Variance of the Estimator in Machine Learning
Bias and variance describes the sources of error in a supervised learning setting, if your model is underfitting it has high bias, if your model is overfitting it has high variance. Its easy to memorise this, but intuition seems a little handwavy, and perhaps we can be a little more concrete on what this means.
Variance from where and of what?
Note that these terms are with respect to the learned model i.e. the estimator given different samples drawn from the training distribution. What is the bias and variance of the estimator $f$?
The expected error where $\mathcal{l}(f, y)$ is the loss associated with the estimator in estimating $y$ using $f(x)=\hat{y}$, and $\sigma^2$ is variance of random noise is given by
\begin{equation} \mathbb{E}_{D} [ \mathcal{l}(f, y)] = [\mathbb{E}_D(f(x) - y)]^2 + Var_D[f(x)] + \sigma^2 \end{equation}
Note that this is an expected error with expectation taken over different training sets $D$ and different learned estimators $f$ that have been trained on $D$.
Sample $D_a, D_b, \cdots D_m$ from the train set, where each $D_a = {(x_1, y_1), \cdots (x_n, y_n) }$ is a set of training observations. Train $f_a, f_b, \cdots, f_m$ different models on each of this train sets. Now what is the variance in $f$?
To formally measure variance in the estimator, we fix the dev and test set. If we fix an estimator and vary the dev/test set, that doesn’t tell us about the learning algorithm, it tells us more about the dev/test set - let’s say my dev/test set has high variance then my output of a trained model would have high variance anyway.

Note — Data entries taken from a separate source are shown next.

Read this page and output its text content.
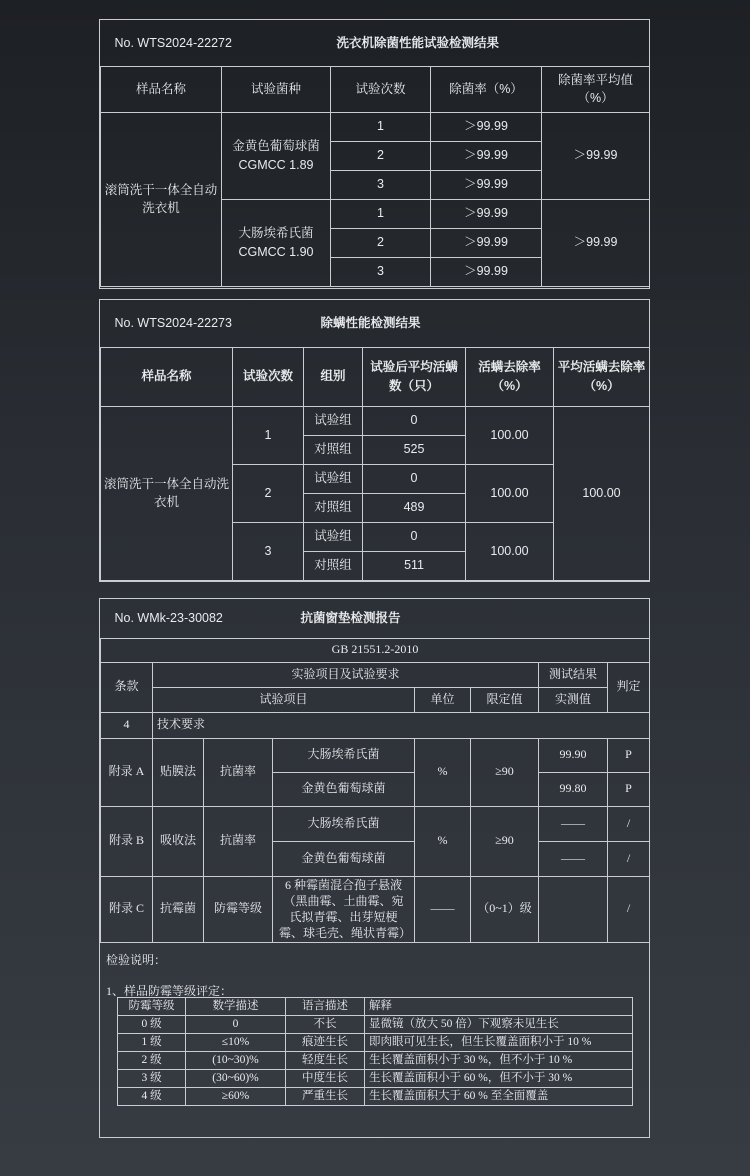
No. WTS2024-22272		洗衣机除菌性能试验检测结果		
样品名称	试验菌种	试验次数	除菌率（%）	除菌率平均值（%）
滚筒洗干一体全自动洗衣机	金黄色葡萄球菌 CGMCC 1.89	1	＞99.99	＞99.99
		2	＞99.99	
		3	＞99.99	
	大肠埃希氏菌 CGMCC 1.90	1	＞99.99	＞99.99
		2	＞99.99	
		3	＞99.99	
No. WTS2024-22273			除螨性能检测结果		
样品名称	试验次数	组别	试验后平均活螨数（只）	活螨去除率（%）	平均活螨去除率（%）
滚筒洗干一体全自动洗衣机	1	试验组	0	100.00	100.00
		对照组	525		
	2	试验组	0	100.00	
		对照组	489		
	3	试验组	0	100.00	
		对照组	511		
No. WMk-23-30082			抗菌窗垫检测报告				
GB 21551.2-2010							
条款	实验项目及试验要求					测试结果	判定
	试验项目			单位	限定值	实测值	
4	技术要求						
附录 A	贴膜法	抗菌率	大肠埃希氏菌	%	≥90	99.90	P
			金黄色葡萄球菌			99.80	P
附录 B	吸收法	抗菌率	大肠埃希氏菌	%	≥90	——	/
			金黄色葡萄球菌			——	/
附录 C	抗霉菌	防霉等级	6 种霉菌混合孢子悬液（黑曲霉、土曲霉、宛氏拟青霉、出芽短梗霉、球毛壳、绳状青霉）	——	（0~1）级		/
检验说明：
1、样品防霉等级评定：
防霉等级	数学描述	语言描述	解释
0 级	0	不长	显微镜（放大 50 倍）下观察未见生长
1 级	≤10%	痕迹生长	即肉眼可见生长，但生长覆盖面积小于 10 %
2 级	(10~30)%	轻度生长	生长覆盖面积小于 30 %，但不小于 10 %
3 级	(30~60)%	中度生长	生长覆盖面积小于 60 %，但不小于 30 %
4 级	≥60%	严重生长	生长覆盖面积大于 60 % 至全面覆盖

\begin{equation} Var_D[f] = \mathbb{E}_D [ (\mathbb{E}_D[f(x)] - f(x)) ^2] \end{equation}
So with this in mind to ground the intuition:
If all of the estimators are the same, then $\mathbb{E}_D[f(x)] = f(x)$, and the variance of our estimator is exactly 0. That basically means its pretty dumb and not learning anything no matter how we vary the training set. Conversely, if we have an estimator with super high variance, we are learning a different $f$ each time each time we get different training sets, and that’s where ‘overfitting’ happens.